Mapping Chemical Features on Molecules using RDKit

This is a little blog post on some nice features that are available within RDKit. In case you don't know RDKit, have a look here. Basically, it's a C++ based python library for small molecule handling. A part from a getting started guide and some pieces of documentation here and there, lots of features implemented in RDKit are not well documented or if they are, they are not very visible to the end-user.
I am currently interested in detecting chemical features on small molecules. Why? Well you'll see once it's working, but a common reason of doing such a thing is to create pharmacophores. Let's consider you have a SDF file with one molecule inside and would like to detect chemical features on this molecule and plot this into a molecular viewer. With RDKit you can do this in one single command line. First you need PyMOL (I'd recommend the open source version 1.3, the other one didn't work well for this purpose).
1 : Launch a pymol session issuing the command :

pymol -R

This launches PyMOL in a server mode, so RDKit can communicate with it (nifty, didn't know that)

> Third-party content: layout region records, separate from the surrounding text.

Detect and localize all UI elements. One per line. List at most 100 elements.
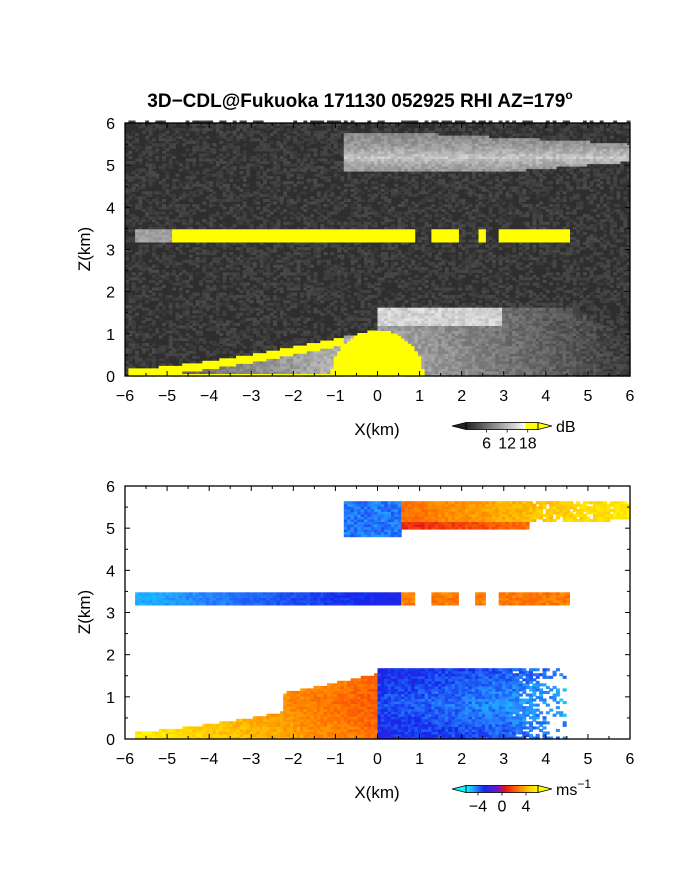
noise-cell <box>428 188 432 192</box>
noise-cell <box>367 244 372 248</box>
noise-cell <box>397 267 402 271</box>
noise-cell <box>151 363 156 367</box>
noise-cell <box>357 214 362 218</box>
noise-cell <box>424 206 429 210</box>
noise-cell <box>448 272 453 276</box>
noise-cell <box>343 312 348 316</box>
noise-cell <box>229 252 234 256</box>
noise-cell <box>162 333 166 337</box>
noise-cell <box>148 140 153 144</box>
noise-cell <box>209 290 214 294</box>
noise-cell <box>219 224 224 228</box>
noise-cell <box>306 305 311 309</box>
noise-cell <box>353 269 358 273</box>
noise-cell <box>242 257 247 261</box>
noise-cell <box>242 300 247 304</box>
noise-cell <box>182 259 187 263</box>
noise-cell <box>397 297 402 301</box>
noise-cell <box>296 211 301 215</box>
noise-cell <box>215 257 220 261</box>
noise-cell <box>212 269 217 273</box>
noise-cell <box>131 178 136 182</box>
noise-cell <box>327 204 331 208</box>
noise-cell <box>273 315 277 319</box>
noise-cell <box>148 259 153 263</box>
noise-cell <box>367 264 372 268</box>
noise-cell <box>165 191 170 195</box>
noise-cell <box>151 274 156 278</box>
noise-cell <box>128 196 133 200</box>
noise-cell <box>239 125 244 129</box>
noise-cell <box>182 252 187 256</box>
noise-cell <box>246 249 251 253</box>
noise-cell <box>367 188 372 192</box>
noise-cell <box>165 254 170 258</box>
noise-cell <box>414 292 419 296</box>
noise-cell <box>404 300 409 304</box>
noise-cell <box>384 186 389 190</box>
noise-cell <box>195 133 200 137</box>
noise-cell <box>468 239 473 243</box>
noise-cell <box>205 292 210 296</box>
noise-cell <box>374 247 378 251</box>
noise-cell <box>246 305 251 309</box>
noise-cell <box>172 186 176 190</box>
noise-cell <box>175 302 180 306</box>
noise-cell <box>226 300 230 304</box>
noise-cell <box>151 348 156 352</box>
noise-cell <box>168 310 173 314</box>
noise-cell <box>327 335 331 339</box>
noise-cell <box>276 158 281 162</box>
noise-cell <box>175 130 180 134</box>
noise-cell <box>178 163 183 167</box>
noise-cell <box>175 325 180 329</box>
noise-cell <box>471 188 476 192</box>
noise-cell <box>212 327 217 331</box>
noise-cell <box>168 138 173 142</box>
noise-cell <box>202 322 207 326</box>
noise-cell <box>185 305 190 309</box>
noise-cell <box>296 322 301 326</box>
noise-cell <box>209 264 214 268</box>
noise-cell <box>165 176 170 180</box>
noise-cell <box>138 358 143 362</box>
noise-cell <box>212 325 217 329</box>
noise-cell <box>189 259 193 263</box>
noise-cell <box>266 302 271 306</box>
noise-cell <box>125 305 129 309</box>
noise-cell <box>438 257 442 261</box>
noise-cell <box>219 173 224 177</box>
noise-cell <box>128 236 133 240</box>
noise-cell <box>219 140 224 144</box>
noise-cell <box>131 282 136 286</box>
noise-cell <box>465 221 469 225</box>
noise-cell <box>202 277 207 281</box>
noise-cell <box>192 320 197 324</box>
noise-cell <box>205 274 210 278</box>
noise-cell <box>165 310 170 314</box>
noise-cell <box>310 264 315 268</box>
noise-cell <box>249 292 254 296</box>
noise-cell <box>168 353 173 357</box>
noise-cell <box>195 262 200 266</box>
noise-cell <box>178 292 183 296</box>
noise-cell <box>242 216 247 220</box>
noise-cell <box>138 259 143 263</box>
noise-cell <box>239 333 244 337</box>
noise-cell <box>215 135 220 139</box>
noise-cell <box>229 262 234 266</box>
noise-cell <box>377 211 382 215</box>
noise-cell <box>135 188 139 192</box>
noise-cell <box>407 264 412 268</box>
noise-cell <box>175 305 180 309</box>
noise-cell <box>458 173 463 177</box>
noise-cell <box>145 120 150 124</box>
noise-cell <box>185 302 190 306</box>
noise-cell <box>246 295 251 299</box>
noise-cell <box>172 201 176 205</box>
noise-cell <box>199 209 203 213</box>
noise-cell <box>384 196 389 200</box>
noise-cell <box>162 312 166 316</box>
noise-cell <box>165 171 170 175</box>
noise-cell <box>155 173 160 177</box>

2 : Now issue the following command :

python $RDBASE/rdkit/Chem/Features/ShowFeats.py --writeFeats --fdef=$RDBASE/Data/BaseFeatures.fdef 1ezq_RPR.sdf

$RDBASE is an environment variable pointing to where your RDKIT installation is lying. The showFeats.py script is doing all the work for you. Actually it reads the molecule stored in 1ezq_RPR.sdf, uses a SMARTS based feature definition dictionary (the fdef file we specify with the --fdef flag) & voilà you should see a picture like this in your pymol session :



If you are a good observer you also saw that I used the --writeFeats flag. This prints in the console more infos about those features. The output of this sample looked like :
# Family X Y Z Radius # Atom_ids
Donor -4.448 -6.817 -10.370 1.0 # 14
Donor -2.974 -5.917 -8.820 1.0 # 15
Donor -8.051 -2.253 -14.213 1.0 # 18
Donor -4.422 4.831 -20.187 1.0 # 34
Acceptor -9.990 -5.596 -12.467 1.0 # 2
Acceptor -9.631 -4.624 -10.405 1.0 # 4
Acceptor -7.497 -3.778 -15.818 1.0 # 20
PosIonizable -4.422 4.831 -20.187 1.0 # 34
Aromatic -5.885 -3.572 -9.166 1.0 # 7 8 9 10 11 12
Aromatic -5.493 -0.669 -16.439 1.0 # 21 22 23 24 25 26
Aromatic -2.697 2.318 -18.067 1.0 # 27 28 29 30 31 32
Hydrophobe -8.306 -3.792 -12.285 1.0 # 5
Hydrophobe -6.769 -3.177 -10.216 1.0 # 7
Hydrophobe -5.019 -4.684 -9.343 1.0 # 11
Hydrophobe -6.410 -1.646 -15.894 1.0 # 21
Hydrophobe -4.578 0.308 -16.981 1.0 # 24
Hydrophobe -3.615 1.337 -17.540 1.0 # 27
Hydrophobe -3.026 3.055 -19.232 1.0 # 31
Hydrophobe -7.733 -2.710 -11.298 1.0 # 6
LumpedHydrophobe -5.885 -3.572 -9.166 1.0 # 7 8 9 10 11 12
LumpedHydrophobe -5.493 -0.669 -16.439 1.0 # 21 22 23 24 25 26
LumpedHydrophobe -2.697 2.318 -18.067 1.0 # 27 28 29 30 31 32



Here, you have the nature of the feature in Column 1, then the position of the feature, it's radius and the atoms of the molecule corresponding to that feature.
Now you can also run this same script on a set of molecules. The output looks somehow busy :



However, one can see conserved positions of aromatic features and so on. This is a first step towards a pharmacophoric model...thing that I don't know yet how to create with RDKit, but it must be possible, as the only step missing would be some feature clustering step now.